愛媛県など日本におけるSFTSV抗体陽性率調査
一方, 日本においてもSFTS報告数の多い地域の住民を対象に抗体陽性率調査が実施されている。私たちは愛媛県において健康な地域住民を対象に, 国立感染症研究所ウイルス第一部と共同で調査を実施した4)。当県での患者は全員50歳以上であることを考慮し, 患者発生地域を中心に, 農業・林業に従事する50歳以上のハイリスクグループ694人(男性319人, 女性375人)から採血し特異抗体を定量した。また採血時に, 年齢, 性別, 住所, 農林業従事内容, マダニ刺咬歴, ペット飼養歴, 既往歴について聞き取り調査を行った。ELISAスクリーニング(8検体陽性), 間接蛍光抗体法(IFA, 2検体陽性), ウイルス中和法(VNT, 1検体陽性)により特異抗体を定量し, 最終的には抗体陽性者は1人(陽性率0.14%)であった(表1)。この被験者(#302)は70歳代の女性でSFTSの症状を自覚しておらず, 軽い症状を呈しただけか不顕性感染であったと思われる。

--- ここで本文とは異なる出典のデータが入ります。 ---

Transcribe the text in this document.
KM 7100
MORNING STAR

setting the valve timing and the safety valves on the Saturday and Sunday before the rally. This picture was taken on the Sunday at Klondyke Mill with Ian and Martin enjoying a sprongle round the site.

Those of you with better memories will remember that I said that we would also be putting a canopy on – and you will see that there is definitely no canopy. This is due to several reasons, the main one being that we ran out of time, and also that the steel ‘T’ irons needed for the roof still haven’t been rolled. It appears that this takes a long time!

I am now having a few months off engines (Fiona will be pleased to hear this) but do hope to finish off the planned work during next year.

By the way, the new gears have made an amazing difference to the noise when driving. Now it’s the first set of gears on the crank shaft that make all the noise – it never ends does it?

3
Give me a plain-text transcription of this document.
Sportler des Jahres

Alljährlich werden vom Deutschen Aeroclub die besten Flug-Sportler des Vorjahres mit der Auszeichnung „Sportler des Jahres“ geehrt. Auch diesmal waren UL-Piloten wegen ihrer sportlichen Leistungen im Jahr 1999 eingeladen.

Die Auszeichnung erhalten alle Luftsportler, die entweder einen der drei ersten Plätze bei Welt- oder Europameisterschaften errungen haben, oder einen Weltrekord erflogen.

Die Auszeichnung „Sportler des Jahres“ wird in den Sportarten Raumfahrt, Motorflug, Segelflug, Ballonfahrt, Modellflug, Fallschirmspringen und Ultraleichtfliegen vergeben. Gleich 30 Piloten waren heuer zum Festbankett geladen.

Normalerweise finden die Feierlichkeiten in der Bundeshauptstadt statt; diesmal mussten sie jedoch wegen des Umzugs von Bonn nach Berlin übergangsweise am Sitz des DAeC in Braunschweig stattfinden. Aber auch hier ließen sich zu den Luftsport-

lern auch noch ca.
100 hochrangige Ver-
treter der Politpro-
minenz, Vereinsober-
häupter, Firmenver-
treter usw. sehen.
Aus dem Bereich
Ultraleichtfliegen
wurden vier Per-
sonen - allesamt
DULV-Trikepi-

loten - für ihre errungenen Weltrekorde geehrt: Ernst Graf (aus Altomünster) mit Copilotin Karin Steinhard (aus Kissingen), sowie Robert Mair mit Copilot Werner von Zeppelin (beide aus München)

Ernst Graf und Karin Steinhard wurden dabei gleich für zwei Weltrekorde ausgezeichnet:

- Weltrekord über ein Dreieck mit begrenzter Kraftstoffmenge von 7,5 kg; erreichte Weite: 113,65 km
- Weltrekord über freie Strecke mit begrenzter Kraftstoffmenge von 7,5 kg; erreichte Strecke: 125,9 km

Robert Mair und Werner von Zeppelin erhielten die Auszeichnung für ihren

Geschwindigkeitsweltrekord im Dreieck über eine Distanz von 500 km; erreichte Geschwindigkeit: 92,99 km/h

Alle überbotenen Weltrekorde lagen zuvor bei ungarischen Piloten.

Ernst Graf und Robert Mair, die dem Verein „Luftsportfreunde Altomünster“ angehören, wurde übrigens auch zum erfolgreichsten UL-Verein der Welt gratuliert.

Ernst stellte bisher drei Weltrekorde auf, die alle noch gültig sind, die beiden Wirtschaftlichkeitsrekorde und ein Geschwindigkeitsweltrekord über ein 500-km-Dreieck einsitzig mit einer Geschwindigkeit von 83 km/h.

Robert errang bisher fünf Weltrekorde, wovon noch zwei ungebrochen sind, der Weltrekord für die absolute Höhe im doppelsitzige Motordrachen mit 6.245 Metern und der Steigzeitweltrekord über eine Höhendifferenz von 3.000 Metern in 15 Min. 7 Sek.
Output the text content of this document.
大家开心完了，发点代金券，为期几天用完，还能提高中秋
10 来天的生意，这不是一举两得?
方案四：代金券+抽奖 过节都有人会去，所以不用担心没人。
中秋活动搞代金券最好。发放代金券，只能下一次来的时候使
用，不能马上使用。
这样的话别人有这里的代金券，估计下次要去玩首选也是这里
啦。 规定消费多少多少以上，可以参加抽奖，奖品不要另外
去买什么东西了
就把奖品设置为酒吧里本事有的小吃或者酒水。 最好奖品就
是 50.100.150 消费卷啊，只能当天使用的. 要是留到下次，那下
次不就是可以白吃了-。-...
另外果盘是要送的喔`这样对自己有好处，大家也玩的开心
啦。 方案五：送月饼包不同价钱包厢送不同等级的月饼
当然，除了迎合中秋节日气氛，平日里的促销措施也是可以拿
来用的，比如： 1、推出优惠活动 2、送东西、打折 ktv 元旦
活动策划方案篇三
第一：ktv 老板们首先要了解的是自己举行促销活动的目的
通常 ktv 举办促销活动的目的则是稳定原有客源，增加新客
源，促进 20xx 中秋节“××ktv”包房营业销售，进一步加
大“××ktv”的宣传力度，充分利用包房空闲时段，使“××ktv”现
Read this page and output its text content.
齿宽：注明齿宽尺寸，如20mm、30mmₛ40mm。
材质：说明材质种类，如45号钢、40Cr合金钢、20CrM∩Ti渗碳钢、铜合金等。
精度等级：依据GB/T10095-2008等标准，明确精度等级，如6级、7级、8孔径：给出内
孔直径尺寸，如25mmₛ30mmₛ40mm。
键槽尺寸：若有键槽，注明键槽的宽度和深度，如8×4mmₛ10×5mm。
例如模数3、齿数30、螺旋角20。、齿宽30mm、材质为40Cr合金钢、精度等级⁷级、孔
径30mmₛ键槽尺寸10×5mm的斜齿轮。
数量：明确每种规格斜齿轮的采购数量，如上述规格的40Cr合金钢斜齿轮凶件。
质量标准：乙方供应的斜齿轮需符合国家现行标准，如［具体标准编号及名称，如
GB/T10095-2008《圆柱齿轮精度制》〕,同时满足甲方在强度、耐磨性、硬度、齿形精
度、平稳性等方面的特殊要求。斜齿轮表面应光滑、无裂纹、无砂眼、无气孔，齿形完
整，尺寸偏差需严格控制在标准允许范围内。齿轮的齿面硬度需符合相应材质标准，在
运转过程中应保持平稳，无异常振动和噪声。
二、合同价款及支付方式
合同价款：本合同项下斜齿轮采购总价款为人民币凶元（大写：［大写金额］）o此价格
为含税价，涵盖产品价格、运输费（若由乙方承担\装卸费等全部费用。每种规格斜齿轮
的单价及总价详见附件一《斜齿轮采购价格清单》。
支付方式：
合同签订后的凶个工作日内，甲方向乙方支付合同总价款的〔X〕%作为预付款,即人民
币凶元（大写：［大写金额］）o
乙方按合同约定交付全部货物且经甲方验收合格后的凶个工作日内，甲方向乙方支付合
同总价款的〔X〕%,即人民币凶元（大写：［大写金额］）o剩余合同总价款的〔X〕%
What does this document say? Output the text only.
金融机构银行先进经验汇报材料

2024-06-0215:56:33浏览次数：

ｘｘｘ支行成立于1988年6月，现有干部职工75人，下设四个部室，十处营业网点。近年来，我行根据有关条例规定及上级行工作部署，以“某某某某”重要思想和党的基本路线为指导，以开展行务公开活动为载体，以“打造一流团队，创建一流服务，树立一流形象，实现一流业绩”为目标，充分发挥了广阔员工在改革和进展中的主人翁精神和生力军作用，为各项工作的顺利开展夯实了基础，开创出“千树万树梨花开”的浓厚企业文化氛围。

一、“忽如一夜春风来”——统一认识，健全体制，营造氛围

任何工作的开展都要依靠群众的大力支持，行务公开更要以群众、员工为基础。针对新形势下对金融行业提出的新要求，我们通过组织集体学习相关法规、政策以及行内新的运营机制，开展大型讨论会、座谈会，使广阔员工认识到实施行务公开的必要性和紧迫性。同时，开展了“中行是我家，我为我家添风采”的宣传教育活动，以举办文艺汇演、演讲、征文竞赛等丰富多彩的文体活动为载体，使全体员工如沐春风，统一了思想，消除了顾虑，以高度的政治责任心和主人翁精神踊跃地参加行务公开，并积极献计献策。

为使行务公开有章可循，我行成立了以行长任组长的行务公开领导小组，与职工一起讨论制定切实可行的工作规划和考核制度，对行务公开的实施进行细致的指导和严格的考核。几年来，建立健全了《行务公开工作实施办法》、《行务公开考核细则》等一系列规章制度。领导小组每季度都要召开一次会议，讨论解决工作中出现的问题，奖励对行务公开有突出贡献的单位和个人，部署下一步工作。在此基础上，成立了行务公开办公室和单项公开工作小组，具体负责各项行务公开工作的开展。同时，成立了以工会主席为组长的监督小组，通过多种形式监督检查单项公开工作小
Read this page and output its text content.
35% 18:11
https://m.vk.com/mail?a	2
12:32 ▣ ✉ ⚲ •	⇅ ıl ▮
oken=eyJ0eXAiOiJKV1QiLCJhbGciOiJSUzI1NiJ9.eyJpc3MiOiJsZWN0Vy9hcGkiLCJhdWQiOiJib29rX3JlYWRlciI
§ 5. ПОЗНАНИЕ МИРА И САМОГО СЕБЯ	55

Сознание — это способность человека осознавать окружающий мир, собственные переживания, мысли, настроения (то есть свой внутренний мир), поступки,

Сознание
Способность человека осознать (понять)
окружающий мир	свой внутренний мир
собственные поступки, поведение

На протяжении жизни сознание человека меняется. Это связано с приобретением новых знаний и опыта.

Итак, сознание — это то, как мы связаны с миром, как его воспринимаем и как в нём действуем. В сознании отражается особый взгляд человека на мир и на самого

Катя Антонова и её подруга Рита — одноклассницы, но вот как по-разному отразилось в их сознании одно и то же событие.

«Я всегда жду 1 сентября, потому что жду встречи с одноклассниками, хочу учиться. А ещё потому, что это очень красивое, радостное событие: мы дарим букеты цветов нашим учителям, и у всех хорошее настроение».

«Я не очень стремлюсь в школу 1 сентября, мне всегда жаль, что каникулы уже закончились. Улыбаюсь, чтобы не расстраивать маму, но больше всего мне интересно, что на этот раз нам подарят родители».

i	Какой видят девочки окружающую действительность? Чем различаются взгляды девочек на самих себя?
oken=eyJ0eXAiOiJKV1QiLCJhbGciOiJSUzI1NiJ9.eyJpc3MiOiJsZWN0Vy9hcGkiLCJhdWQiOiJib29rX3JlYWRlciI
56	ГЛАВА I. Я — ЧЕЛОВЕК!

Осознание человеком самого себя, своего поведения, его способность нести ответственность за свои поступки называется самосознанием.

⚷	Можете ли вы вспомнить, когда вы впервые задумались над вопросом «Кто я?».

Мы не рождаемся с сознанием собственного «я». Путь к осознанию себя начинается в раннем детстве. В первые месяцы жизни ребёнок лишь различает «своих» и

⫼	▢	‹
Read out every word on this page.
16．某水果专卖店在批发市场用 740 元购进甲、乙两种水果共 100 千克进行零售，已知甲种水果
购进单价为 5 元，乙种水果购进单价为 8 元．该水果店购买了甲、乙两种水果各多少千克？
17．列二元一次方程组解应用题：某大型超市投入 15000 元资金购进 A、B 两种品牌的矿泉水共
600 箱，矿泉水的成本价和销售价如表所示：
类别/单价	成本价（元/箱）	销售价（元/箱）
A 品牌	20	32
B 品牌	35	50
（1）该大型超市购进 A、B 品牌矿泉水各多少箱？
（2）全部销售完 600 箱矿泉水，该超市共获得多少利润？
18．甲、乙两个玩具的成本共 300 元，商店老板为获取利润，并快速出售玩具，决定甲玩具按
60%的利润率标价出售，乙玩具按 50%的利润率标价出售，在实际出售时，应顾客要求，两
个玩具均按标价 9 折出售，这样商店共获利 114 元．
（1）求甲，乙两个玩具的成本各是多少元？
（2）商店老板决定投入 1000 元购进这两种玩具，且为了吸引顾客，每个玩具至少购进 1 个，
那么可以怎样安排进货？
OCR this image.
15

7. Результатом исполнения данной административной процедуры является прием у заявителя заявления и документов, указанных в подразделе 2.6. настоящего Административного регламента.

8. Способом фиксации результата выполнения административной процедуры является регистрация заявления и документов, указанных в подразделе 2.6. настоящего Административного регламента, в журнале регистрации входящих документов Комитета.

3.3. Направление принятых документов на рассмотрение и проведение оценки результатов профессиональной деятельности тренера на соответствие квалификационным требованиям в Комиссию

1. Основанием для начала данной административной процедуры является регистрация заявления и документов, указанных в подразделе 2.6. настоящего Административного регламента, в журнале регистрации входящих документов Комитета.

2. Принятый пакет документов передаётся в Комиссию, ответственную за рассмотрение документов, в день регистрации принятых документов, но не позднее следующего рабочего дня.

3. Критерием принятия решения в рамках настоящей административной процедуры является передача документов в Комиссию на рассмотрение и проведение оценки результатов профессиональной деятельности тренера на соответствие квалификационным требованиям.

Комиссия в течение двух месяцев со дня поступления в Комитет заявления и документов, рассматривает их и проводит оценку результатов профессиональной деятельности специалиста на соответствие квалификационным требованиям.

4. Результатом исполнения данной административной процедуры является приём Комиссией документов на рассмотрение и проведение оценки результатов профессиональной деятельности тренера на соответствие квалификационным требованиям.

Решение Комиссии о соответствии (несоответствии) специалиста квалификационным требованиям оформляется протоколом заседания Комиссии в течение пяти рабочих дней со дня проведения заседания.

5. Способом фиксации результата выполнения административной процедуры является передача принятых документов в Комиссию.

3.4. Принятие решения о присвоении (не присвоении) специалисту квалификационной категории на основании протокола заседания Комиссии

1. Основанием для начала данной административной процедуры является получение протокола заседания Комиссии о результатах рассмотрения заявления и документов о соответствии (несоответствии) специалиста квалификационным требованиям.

本県の他, 長崎県では狩猟・農業に従事する326人を対象に調査され, 抗体陽性者は確認されなかった2)。また, 鹿児島県では猟師を含む646人を対象に調査され, 2人の抗体陽性者が確認された(陽性率0.3%)5)。私たちの結果と合わせ, これまでに日本で得られているSFTSV抗体陽性率は中国での調査よりも低値である。その原因としては, 上述の中国での調査ごとの差異における要因が考えられる。特に, 特異抗体の検出方法として中国では専らELISA法が用いられているが, 愛媛県と鹿児島県の調査ではELISA法に加えてウイルス中和法を用いている。私たちの結果では, ELISAスクリーニング陽性8検体中の7検体はウイルス中和法では陰性であり, ELISA法のみでは何らかの非特異反応により抗体陽性率が過大評価される可能性がある。一方, 当県でのイノシシ, シカ, 野外飼育犬, 収容犬のSFTSV抗体陽性率は, それぞれ25.0%, 25.0%, 9.1%, 14.3%と, ヒトよりもはるかに高かった4)(表2)。
SFTSV抗体陽性率調査結果から考察されること
今回の結果から, SFTS多発地域においても, 不顕性感染や軽症の感染により感染者がはっきりとした症状を自覚せず抗体陽性となる場合は非常に少ないと考えられる。言い換えれば, SFTSVに感染し発症した患者の大部分は病院を受診する程度の症状を呈すると推察され, 現時点で報告されている421人の患者は氷山の一角ではなく, 日本のSFTSV感染者のかなりの部分を占めると考えられる。しかしながら, 抗体陽性者(#302)はSFTSの症状を自覚していないことから, 感染者のうち特異な少数は目立った症状を呈さずに抗体陽性になりうる可能性を示唆している。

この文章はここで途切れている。